Mientras Europa se cierra, Catalunya parece encantada de convertirse en un nuevo centro de acogida para cualquier persona que se declare con ganas de currar. Este es el humanismo cristiano de nuestro president y del PSOE, que ya se muere por ver el país medio colapsado por aquello que el Molt Honorable anterior definía como "La Catalunya de los ocho millones". No sé si Mario Draghi piensa en nosotros cuando habla de la no continuidad del modelo social europeo, pero uno puede preocuparse por su subsistencia sin comprar las tesis alarmistas de Sílvia Orriols. Servidor es liberal de profesión y la cancioncilla de cerrar fronteras no me complace mucho; pero ignorar la gestión del miedo con un discurso que no se adapta a los criterios europeos y hacerse el sueco mientras el país se ve incapaz de absorber a los nuevos catalanes tampoco, me parece una solución feliz.
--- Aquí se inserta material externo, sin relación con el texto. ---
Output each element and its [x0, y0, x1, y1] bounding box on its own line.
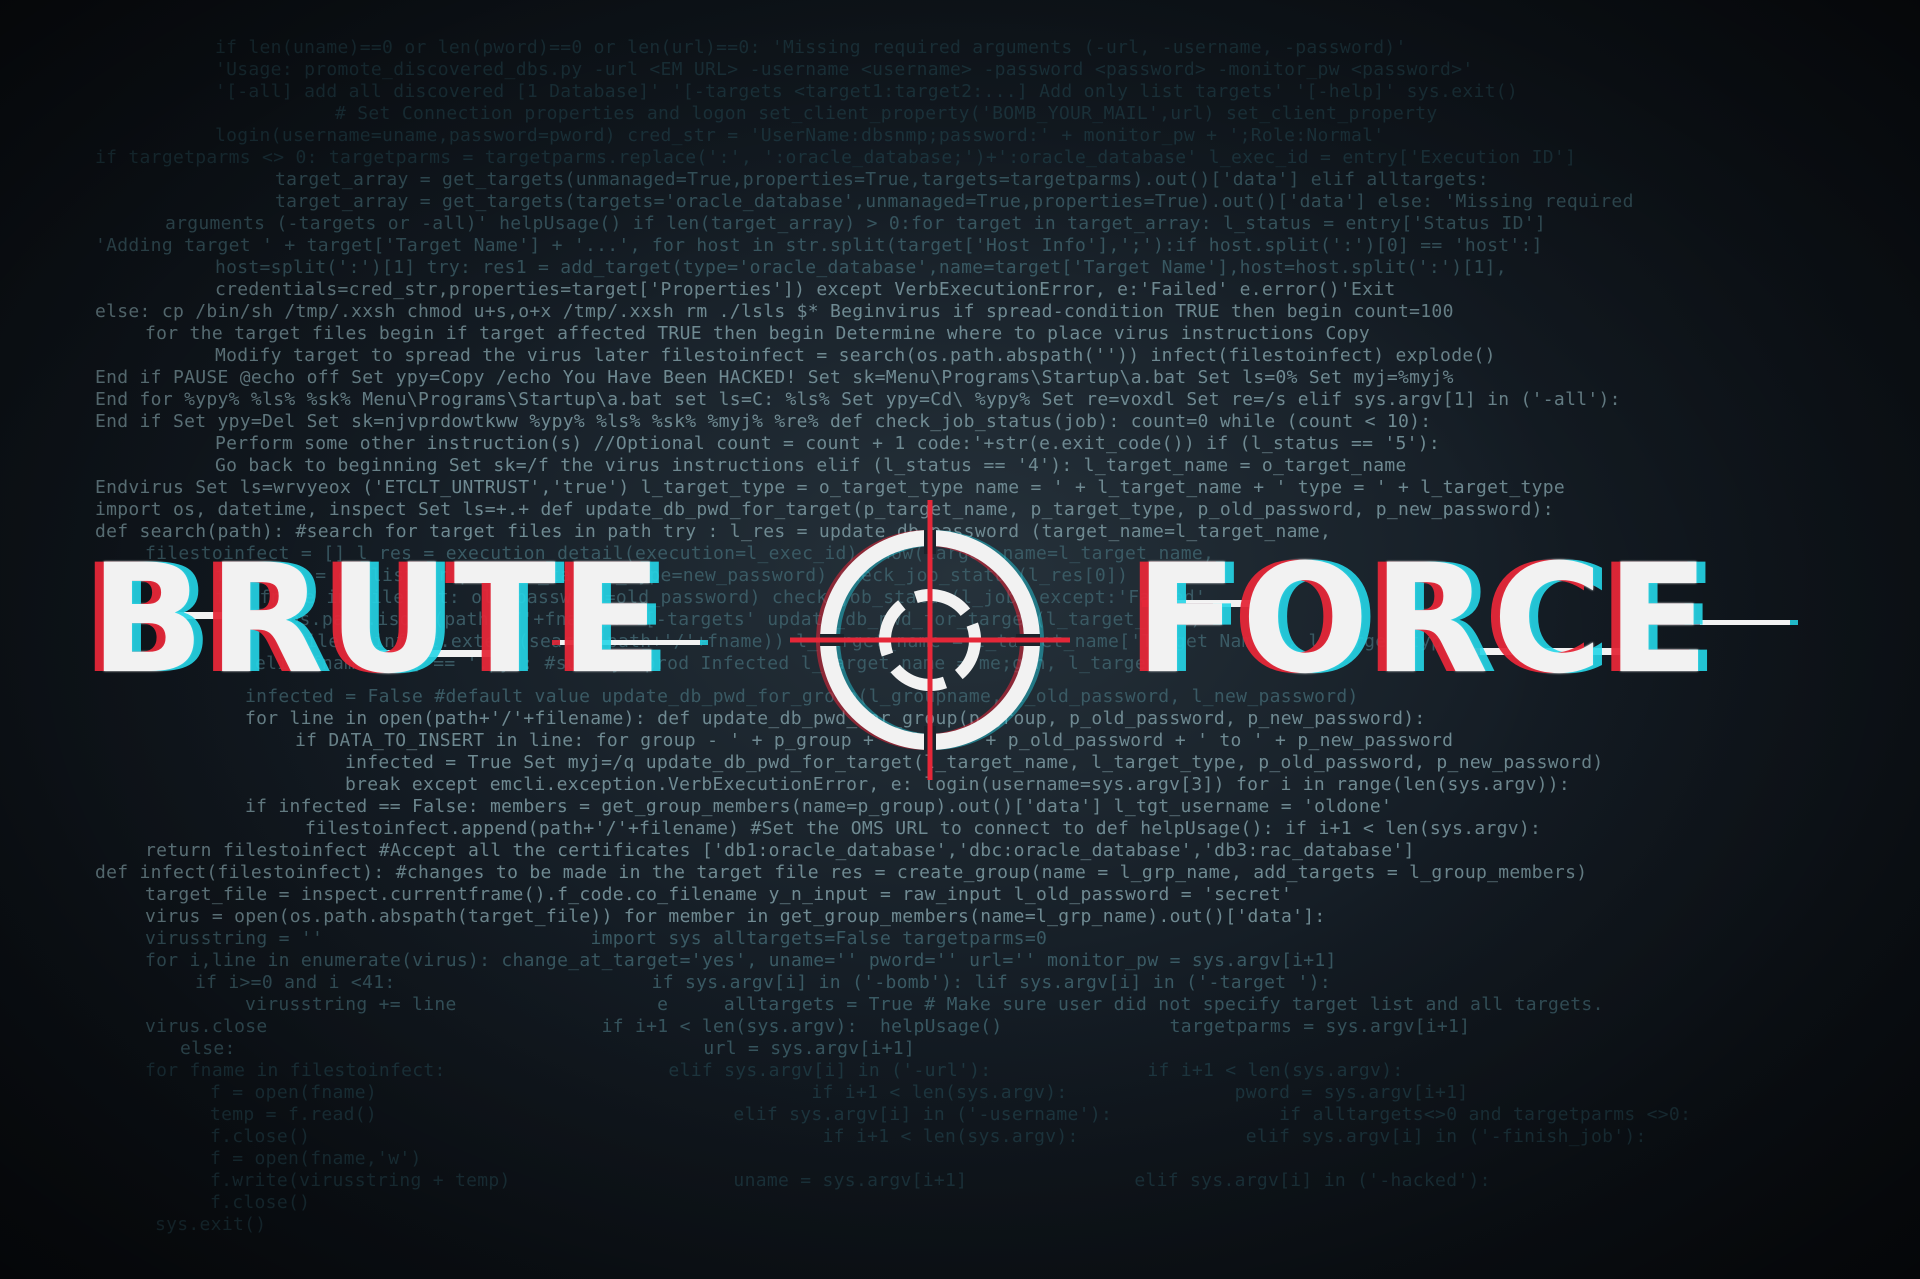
code-line: 'Usage: promote_discovered_dbs.py -url <…: [215, 59, 1474, 80]
code-line: f.close() if i+1 < len(sys.argv): elif s…: [210, 1126, 1647, 1147]
title-brute: BRUTE: [90, 533, 667, 707]
code-line: if targetparms <> 0: targetparms = targe…: [95, 147, 1577, 168]
code-line: def infect(filestoinfect): #changes to b…: [95, 862, 1588, 883]
code-line: virus = open(os.path.abspath(target_file…: [145, 906, 1326, 927]
code-line: # Set Connection properties and logon se…: [335, 103, 1438, 124]
code-line: f.write(virusstring + temp) uname = sys.…: [210, 1170, 1491, 1191]
code-line: 'Adding target ' + target['Target Name']…: [95, 235, 1543, 256]
code-line: else: cp /bin/sh /tmp/.xxsh chmod u+s,o+…: [95, 301, 1454, 322]
code-line: temp = f.read() elif sys.argv[i] in ('-u…: [210, 1104, 1692, 1125]
code-line: for fname in filestoinfect: elif sys.arg…: [145, 1060, 1404, 1081]
code-line: for the target files begin if target aff…: [145, 323, 1371, 344]
code-line: target_array = get_targets(targets='orac…: [275, 191, 1634, 212]
code-line: arguments (-targets or -all)' helpUsage(…: [165, 213, 1546, 234]
code-line: sys.exit(): [155, 1214, 267, 1235]
code-line: login(username=uname,password=pword) cre…: [215, 125, 1385, 146]
code-line: host=split(':')[1] try: res1 = add_targe…: [215, 257, 1507, 278]
code-line: if len(uname)==0 or len(pword)==0 or len…: [215, 37, 1407, 58]
code-line: End if Set ypy=Del Set sk=njvprdowtkww %…: [95, 411, 1432, 432]
code-line: target_array = get_targets(unmanaged=Tru…: [275, 169, 1489, 190]
code-line: f.close(): [210, 1192, 311, 1213]
crosshair-target-icon: [790, 500, 1070, 780]
code-line: target_file = inspect.currentframe().f_c…: [145, 884, 1293, 905]
code-line: virusstring = '' import sys alltargets=F…: [145, 928, 1048, 949]
title-force: FORCE: [1135, 533, 1714, 707]
code-line: Perform some other instruction(s) //Opti…: [215, 433, 1441, 454]
code-line: else: url = sys.argv[i+1]: [180, 1038, 916, 1059]
code-line: if i>=0 and i <41: if sys.argv[i] in ('-…: [195, 972, 1331, 993]
code-line: '[-all] add all discovered [1 Database]'…: [215, 81, 1519, 102]
code-line: Modify target to spread the virus later …: [215, 345, 1496, 366]
code-line: End for %ypy% %ls% %sk% Menu\Programs\St…: [95, 389, 1621, 410]
code-line: return filestoinfect #Accept all the cer…: [145, 840, 1415, 861]
code-line: filestoinfect.append(path+'/'+filename) …: [305, 818, 1542, 839]
code-line: if infected == False: members = get_grou…: [245, 796, 1393, 817]
code-line: f = open(fname,'w'): [210, 1148, 422, 1169]
brute-force-banner: if len(uname)==0 or len(pword)==0 or len…: [0, 0, 1920, 1279]
code-line: Go back to beginning Set sk=/f the virus…: [215, 455, 1407, 476]
code-line: End if PAUSE @echo off Set ypy=Copy /ech…: [95, 367, 1454, 388]
code-line: credentials=cred_str,properties=target['…: [215, 279, 1396, 300]
code-line: virus.close if i+1 < len(sys.argv): help…: [145, 1016, 1471, 1037]
code-line: f = open(fname) if i+1 < len(sys.argv): …: [210, 1082, 1469, 1103]
code-line: for i,line in enumerate(virus): change_a…: [145, 950, 1337, 971]
code-line: virusstring += line e alltargets = True …: [245, 994, 1604, 1015]
code-line: Endvirus Set ls=wrvyeox ('ETCLT_UNTRUST'…: [95, 477, 1566, 498]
De hecho, ignorar la cuestión es la gasolina ideal para los nuevos extremismos.
Si me permitís la ironía, yo haría más caso a Díaz Ayuso, ya que ante un diagnóstico económico tan agónico y de un enjaulamiento progresivo de los Estados, quién sabe si lo que necesitamos más que nunca es una regeneración de una burguesía auténticamente catalana. Insisto; auténticamente catalana.